In response to her critics, Chen published another essay in 1947, “On My Poetry and Poetry Translation” (我的诗和译诗) in which she foregrounded her identity as a woman, associating her individual suffering with the universal oppression of women and other injustices. This was a bold stand to take considering many male intellectuals’ confident assertions that women’s equality in China had been achieved or was included in the discourses of class, revolution and national survival.

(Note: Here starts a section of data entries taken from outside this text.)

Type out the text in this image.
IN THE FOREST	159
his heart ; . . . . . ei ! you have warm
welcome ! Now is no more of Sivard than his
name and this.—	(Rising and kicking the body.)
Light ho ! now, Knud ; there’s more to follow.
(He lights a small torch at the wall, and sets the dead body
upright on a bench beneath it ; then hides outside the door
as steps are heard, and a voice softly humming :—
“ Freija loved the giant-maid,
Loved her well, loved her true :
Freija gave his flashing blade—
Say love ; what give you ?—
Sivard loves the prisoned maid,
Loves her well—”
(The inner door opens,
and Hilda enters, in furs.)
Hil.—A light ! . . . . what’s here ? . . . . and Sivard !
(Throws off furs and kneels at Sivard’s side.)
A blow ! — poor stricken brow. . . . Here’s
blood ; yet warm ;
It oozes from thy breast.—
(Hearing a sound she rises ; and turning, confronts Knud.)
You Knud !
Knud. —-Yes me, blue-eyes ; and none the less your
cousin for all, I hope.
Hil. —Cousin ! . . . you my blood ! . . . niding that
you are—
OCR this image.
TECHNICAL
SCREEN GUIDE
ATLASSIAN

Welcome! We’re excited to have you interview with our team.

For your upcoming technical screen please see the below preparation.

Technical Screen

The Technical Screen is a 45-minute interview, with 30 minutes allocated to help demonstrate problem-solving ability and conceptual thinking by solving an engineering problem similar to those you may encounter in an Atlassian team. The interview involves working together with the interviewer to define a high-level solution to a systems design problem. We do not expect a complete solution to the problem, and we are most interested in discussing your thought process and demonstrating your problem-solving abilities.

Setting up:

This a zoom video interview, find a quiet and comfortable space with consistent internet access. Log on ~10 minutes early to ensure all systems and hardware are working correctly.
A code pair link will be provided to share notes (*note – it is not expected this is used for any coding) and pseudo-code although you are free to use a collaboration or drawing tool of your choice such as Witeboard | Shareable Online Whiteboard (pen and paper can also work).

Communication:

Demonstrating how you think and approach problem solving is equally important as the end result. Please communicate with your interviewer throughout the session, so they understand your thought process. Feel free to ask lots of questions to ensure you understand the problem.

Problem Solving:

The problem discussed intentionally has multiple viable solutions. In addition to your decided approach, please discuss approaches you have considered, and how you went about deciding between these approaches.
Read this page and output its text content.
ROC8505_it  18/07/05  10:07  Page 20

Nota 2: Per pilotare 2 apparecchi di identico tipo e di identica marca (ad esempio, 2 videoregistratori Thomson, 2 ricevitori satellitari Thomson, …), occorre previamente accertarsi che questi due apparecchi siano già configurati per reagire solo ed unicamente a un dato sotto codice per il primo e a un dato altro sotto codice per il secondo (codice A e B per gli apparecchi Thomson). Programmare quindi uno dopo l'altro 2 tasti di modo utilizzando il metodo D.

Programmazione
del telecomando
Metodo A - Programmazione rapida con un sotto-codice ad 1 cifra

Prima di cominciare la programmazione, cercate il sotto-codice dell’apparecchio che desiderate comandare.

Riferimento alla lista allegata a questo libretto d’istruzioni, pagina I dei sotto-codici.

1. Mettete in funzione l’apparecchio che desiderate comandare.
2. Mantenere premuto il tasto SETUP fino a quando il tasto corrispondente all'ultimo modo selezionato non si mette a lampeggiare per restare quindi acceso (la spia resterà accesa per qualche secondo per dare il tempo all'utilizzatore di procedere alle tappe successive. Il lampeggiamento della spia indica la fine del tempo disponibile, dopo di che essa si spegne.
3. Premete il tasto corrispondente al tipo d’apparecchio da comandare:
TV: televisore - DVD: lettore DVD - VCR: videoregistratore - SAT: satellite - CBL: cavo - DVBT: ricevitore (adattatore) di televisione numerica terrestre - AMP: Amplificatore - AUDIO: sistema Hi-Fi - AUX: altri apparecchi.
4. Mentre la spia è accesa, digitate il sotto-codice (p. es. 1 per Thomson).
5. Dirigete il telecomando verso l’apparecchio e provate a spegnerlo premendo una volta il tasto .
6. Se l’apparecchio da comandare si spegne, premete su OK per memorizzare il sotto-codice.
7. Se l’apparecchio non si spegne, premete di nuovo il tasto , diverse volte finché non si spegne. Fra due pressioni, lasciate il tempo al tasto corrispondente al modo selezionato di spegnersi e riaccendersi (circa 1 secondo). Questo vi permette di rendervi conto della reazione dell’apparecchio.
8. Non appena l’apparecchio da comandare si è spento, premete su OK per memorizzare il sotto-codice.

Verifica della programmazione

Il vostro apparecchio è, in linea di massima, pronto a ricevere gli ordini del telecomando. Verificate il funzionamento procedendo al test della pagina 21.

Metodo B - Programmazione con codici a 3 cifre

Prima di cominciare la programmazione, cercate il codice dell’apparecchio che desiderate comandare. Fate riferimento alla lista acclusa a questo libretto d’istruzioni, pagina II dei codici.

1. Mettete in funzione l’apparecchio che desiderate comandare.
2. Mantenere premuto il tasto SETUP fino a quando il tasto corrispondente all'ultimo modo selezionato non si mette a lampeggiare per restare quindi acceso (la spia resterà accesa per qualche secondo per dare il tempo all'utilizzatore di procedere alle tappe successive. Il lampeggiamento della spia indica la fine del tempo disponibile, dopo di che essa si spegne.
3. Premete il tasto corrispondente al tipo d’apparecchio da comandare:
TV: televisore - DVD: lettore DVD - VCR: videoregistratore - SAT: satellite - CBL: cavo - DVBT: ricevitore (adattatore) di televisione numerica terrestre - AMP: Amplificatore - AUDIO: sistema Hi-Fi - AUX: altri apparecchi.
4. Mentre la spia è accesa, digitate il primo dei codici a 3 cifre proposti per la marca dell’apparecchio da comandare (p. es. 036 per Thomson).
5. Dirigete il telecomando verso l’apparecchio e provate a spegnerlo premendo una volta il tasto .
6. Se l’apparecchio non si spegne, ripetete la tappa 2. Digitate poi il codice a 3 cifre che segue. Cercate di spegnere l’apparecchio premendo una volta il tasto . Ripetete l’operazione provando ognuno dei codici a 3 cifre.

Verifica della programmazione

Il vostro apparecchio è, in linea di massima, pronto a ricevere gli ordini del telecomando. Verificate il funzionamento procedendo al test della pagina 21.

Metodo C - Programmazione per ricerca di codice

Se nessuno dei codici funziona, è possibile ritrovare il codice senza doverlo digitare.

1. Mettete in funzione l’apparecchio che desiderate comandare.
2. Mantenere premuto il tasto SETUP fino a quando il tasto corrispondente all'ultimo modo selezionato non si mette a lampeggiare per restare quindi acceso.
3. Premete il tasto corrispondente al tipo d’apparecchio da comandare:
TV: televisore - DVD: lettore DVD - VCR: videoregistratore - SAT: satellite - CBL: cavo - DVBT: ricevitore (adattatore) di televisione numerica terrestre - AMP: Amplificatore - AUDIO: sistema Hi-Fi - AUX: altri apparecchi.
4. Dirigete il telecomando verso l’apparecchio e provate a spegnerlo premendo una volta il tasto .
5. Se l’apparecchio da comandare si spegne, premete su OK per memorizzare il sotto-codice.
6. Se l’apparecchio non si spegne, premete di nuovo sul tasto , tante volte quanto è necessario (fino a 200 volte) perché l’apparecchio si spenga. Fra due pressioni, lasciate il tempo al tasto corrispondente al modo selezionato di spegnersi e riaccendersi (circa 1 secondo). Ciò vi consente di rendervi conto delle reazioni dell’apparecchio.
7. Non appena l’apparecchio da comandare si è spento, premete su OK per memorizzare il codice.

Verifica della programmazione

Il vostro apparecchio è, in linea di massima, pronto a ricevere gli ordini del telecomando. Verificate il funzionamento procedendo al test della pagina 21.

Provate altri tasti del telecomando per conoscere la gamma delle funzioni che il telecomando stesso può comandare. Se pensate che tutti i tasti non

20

In the essay Chen sketched out what Liansu Meng described as eco-feminism avant la lettre, a poetics that emphasizes the interconnection and co-existence of all living things and advocates for a wide spectrum of empathy that spans across such categories as class, gender, age, physical ability, and extends to animals and the natural environment.  Chen addressed the issue of gender relations head-on, arguing that again and again women demonstrated their strength, resourcefulness, and empathy in the face of unspeakable challenges, their resilience and compassion offering its own testimony about the range of women’s agency.  In her talk, Meng characterized Chen’s interpretations of Baudelaire as eco-feminist also because Baudelaire’s symbolically-saturated landscapes, their startling juxtapositions of life, death, suffering and decay, pointed towards a new poetics that she drew on in her own poetry to describe landscapes that had been desecrated by war. Meng argued that “the endless oppression of Chinese women enabled them to urgently and sensitively critique this and other injustices in the world—a view which echoes Chen’s reading of Baudelaire’s poetics.”  In this way, Professor Meng concluded, Chen made the case for women’s agency and their empathy that was born from their gendered experience of suffering.